Speaking of Women's Rights: What Are Those "Self-Evident Rights," Again?

Friday, October 23, 2009

What Are Those "Self-Evident Rights," Again?

Vacations are great. And then there’s what you learn – or are reminded of. Having returned from a trip to Ireland, where a hotly-contested election occurred during my visit, only to leap back into the various races and initiatives in Washington State, I was brought face-to-face with a sad yet indisputable reality: people in the United States are woefully ignorant about politics, civics, and even our own Constitution, compared with citizens elsewhere.

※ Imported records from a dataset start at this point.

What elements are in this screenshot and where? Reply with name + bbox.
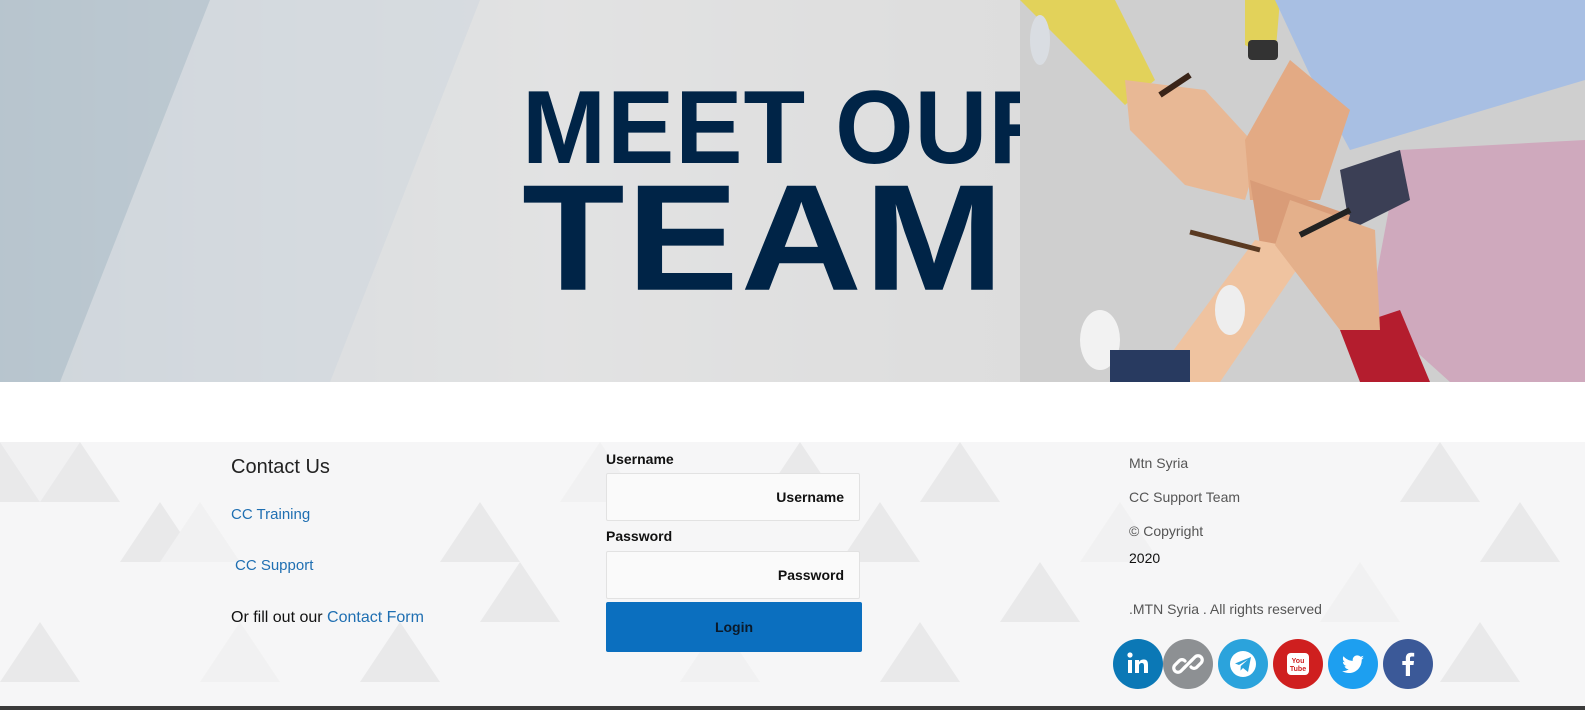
telegram-icon[interactable]: [1218, 639, 1268, 689]
hero-title-line2: TEAM!: [522, 153, 1064, 323]
twitter-icon[interactable]: [1328, 639, 1378, 689]
login-button[interactable]: Login: [606, 602, 862, 652]
facebook-icon[interactable]: [1383, 639, 1433, 689]
contact-form-link[interactable]: Contact Form: [327, 609, 424, 626]
password-input[interactable]: [606, 551, 860, 599]
link-icon[interactable]: [1163, 639, 1213, 689]
contact-us-heading: Contact Us: [231, 456, 330, 478]
linkedin-icon[interactable]: [1113, 639, 1163, 689]
rights-reserved-text: .MTN Syria . All rights reserved: [1129, 601, 1322, 617]
team-hands-image: [1020, 0, 1585, 382]
contact-form-prefix: Or fill out our: [231, 609, 328, 626]
company-name: Mtn Syria: [1129, 455, 1189, 471]
copyright-year: 2020: [1129, 550, 1161, 566]
hero-banner: MEET OUR TEAM!: [0, 0, 1585, 382]
contact-form-prompt: Or fill out our Contact Form: [231, 609, 424, 627]
svg-text:Tube: Tube: [1290, 666, 1306, 673]
username-input[interactable]: [606, 473, 860, 521]
team-name: CC Support Team: [1129, 489, 1241, 505]
bottom-bar: [0, 706, 1585, 710]
cc-support-link[interactable]: CC Support: [235, 557, 313, 574]
svg-text:You: You: [1292, 658, 1305, 665]
copyright-text: © Copyright: [1129, 523, 1204, 539]
youtube-icon[interactable]: You Tube: [1273, 639, 1323, 689]
cc-training-link[interactable]: CC Training: [231, 506, 310, 523]
password-label: Password: [606, 528, 673, 544]
hero-title: MEET OUR TEAM!: [522, 76, 1079, 330]
username-label: Username: [606, 451, 674, 467]
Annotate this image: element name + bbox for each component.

First, let me say Ireland is a fabulous place to visit, and the people are tremendously friendly. They are also wonderfully well-informed not only about their own country and its governance and politics, but also about the rest of the world. I had conversations with clerks, B&B owners, salespeople, restaurant workers – folks from a wide range of jobs and professions – about the pending vote on the European Union’s Lisbon Treaty. And they not only had an opinion about it, they had in-depth knowledge of its provisions and implications. “I was in favor of it until I read Article #XX,” a cabbie said. “Its effect on diary and sheep farming in the country will be dreadful, and here’s why: [details and data omitted], an unemployed salesperson told me.” “The opposition government in Germany have pointed out why the treaty will have a good/bad economic result, and I agree,” others said.

And here in the U.S.? Quick: name an ‘opposition party’ (or any party) in either Mexico or Canada. Identify the provisions of any treaty the U.S. Senate should be (but probably isn’t) voting on. For that matter, name the three branches of government in the U.S.

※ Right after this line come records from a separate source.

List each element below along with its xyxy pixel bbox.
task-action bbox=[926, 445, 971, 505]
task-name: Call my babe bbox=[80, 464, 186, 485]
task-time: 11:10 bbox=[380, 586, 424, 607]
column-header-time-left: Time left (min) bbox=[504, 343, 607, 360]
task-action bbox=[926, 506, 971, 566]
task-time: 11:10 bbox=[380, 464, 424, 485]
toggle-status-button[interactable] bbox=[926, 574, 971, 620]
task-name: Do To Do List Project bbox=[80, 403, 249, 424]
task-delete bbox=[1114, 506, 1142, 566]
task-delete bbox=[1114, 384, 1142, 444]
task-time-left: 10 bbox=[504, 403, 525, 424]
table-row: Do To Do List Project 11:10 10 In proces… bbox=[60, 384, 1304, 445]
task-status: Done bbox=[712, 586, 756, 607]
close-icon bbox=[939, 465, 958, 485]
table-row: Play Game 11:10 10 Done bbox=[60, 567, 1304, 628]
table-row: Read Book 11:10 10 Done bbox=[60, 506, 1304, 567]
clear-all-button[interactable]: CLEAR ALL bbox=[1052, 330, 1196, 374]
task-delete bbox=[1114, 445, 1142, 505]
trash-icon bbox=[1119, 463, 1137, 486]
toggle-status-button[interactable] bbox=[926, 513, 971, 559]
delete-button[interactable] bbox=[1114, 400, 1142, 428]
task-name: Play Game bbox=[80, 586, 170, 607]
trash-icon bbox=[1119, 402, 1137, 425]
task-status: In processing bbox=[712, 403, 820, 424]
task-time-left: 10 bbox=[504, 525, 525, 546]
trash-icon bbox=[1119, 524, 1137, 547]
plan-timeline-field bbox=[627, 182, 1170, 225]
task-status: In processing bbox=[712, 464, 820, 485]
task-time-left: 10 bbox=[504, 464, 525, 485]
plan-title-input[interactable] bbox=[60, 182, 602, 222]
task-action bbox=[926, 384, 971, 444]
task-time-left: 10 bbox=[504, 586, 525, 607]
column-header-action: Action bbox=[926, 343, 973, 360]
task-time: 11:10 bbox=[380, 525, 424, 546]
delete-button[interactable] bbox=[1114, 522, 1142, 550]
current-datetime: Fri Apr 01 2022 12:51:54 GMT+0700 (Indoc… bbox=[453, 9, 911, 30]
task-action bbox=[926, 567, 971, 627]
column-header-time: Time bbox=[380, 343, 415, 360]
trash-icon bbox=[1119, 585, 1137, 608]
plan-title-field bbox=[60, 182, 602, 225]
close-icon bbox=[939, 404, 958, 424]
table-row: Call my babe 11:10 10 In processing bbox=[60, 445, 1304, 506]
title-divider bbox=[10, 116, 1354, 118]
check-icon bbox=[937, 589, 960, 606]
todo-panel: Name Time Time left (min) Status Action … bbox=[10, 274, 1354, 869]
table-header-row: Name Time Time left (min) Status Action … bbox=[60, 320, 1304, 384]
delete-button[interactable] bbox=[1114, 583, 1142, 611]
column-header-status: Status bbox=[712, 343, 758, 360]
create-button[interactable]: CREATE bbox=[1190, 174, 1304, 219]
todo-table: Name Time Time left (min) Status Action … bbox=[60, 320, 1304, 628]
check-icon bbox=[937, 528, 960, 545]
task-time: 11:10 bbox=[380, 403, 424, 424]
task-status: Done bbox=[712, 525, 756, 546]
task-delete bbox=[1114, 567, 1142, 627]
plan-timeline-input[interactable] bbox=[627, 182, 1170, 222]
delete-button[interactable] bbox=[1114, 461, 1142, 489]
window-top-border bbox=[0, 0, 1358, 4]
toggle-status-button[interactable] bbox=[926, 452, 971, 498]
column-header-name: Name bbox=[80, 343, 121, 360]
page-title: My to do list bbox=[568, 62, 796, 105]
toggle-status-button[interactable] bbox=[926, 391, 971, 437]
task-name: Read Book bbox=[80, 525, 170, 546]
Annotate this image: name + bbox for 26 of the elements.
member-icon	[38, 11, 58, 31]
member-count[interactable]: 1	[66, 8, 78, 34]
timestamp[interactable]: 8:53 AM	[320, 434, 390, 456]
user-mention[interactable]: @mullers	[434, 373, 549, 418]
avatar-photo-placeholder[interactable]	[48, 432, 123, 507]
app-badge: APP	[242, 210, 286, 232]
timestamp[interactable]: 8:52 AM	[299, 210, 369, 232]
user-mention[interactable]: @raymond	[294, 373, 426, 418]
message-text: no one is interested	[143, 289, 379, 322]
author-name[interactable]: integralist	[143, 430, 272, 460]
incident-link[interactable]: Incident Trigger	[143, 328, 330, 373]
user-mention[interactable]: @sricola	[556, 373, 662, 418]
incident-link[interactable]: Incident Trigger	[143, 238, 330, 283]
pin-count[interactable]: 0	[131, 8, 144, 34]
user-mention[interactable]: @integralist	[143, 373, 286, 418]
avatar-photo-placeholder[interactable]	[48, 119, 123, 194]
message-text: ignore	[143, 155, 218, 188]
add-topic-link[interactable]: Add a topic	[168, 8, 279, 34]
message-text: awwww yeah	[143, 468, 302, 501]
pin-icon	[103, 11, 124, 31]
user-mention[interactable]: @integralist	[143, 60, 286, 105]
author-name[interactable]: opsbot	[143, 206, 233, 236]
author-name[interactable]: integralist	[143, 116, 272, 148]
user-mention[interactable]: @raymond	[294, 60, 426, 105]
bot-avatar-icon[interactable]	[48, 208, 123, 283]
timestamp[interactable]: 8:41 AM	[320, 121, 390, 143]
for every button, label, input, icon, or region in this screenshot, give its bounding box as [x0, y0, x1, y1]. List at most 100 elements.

Hope you can, and congratulations if so: you’re in a select minority. That’s right, surveys in 2006-07 revealed that fewer than 30% of Americans can pass a short, basic civics quiz.

Why am I not surprised? You wouldn’t be, either, if you had been present when I testified before the Washington Legislature several years ago about a bill that would have declared that any bill the Legislature passed was constitutional, simply because they passed it. Ummm . . . there’s this thing called ‘separation of powers’, but that didn’t seem to occur to the bill’s sponsor. Or to the House Committee that passed the bill. (It died after that.) That’s why I am so pleased to see that the new President of the Washington State Bar Association (and Legal Voice cooperating attorney) Sal Mungia plans a mentoring program to ensure that by the time children leave the 3rd grade, they can read, write and perform arithmetic and have an age-appropriate knowledge of civics. Teaching about our government, constitution and civics in high school and college is just too late, so thanks, Sal!

Even if we do increase civics education, though, we still somehow have to deal with the polarized, sound-bite, non-thinking, hate-filled rhetoric that this country seems to wallow in. Not that it’s a new phenomenon, or that there isn’t zealous speech in Ireland and elsewhere. But in this country we’ve replaced thoughtful analysis and civil debate with frenzied screaming. And, of course, that is nowhere more evident than in the debate around Referendum 71 here in Washington, which must be APPROVED by the voters so we can retain the full domestic partner law that passed last session.

I wish I had a solution to the shallow shrieking, because “can’t we all just get along?” doesn’t cut it, but alas, inspiration has not struck. How about you: any suggestions?

P.S. In case you’re wondering, yes, I passed the civics quiz, though I did not achieve a perfect score. Oops: that last economics course was a looooong time ago.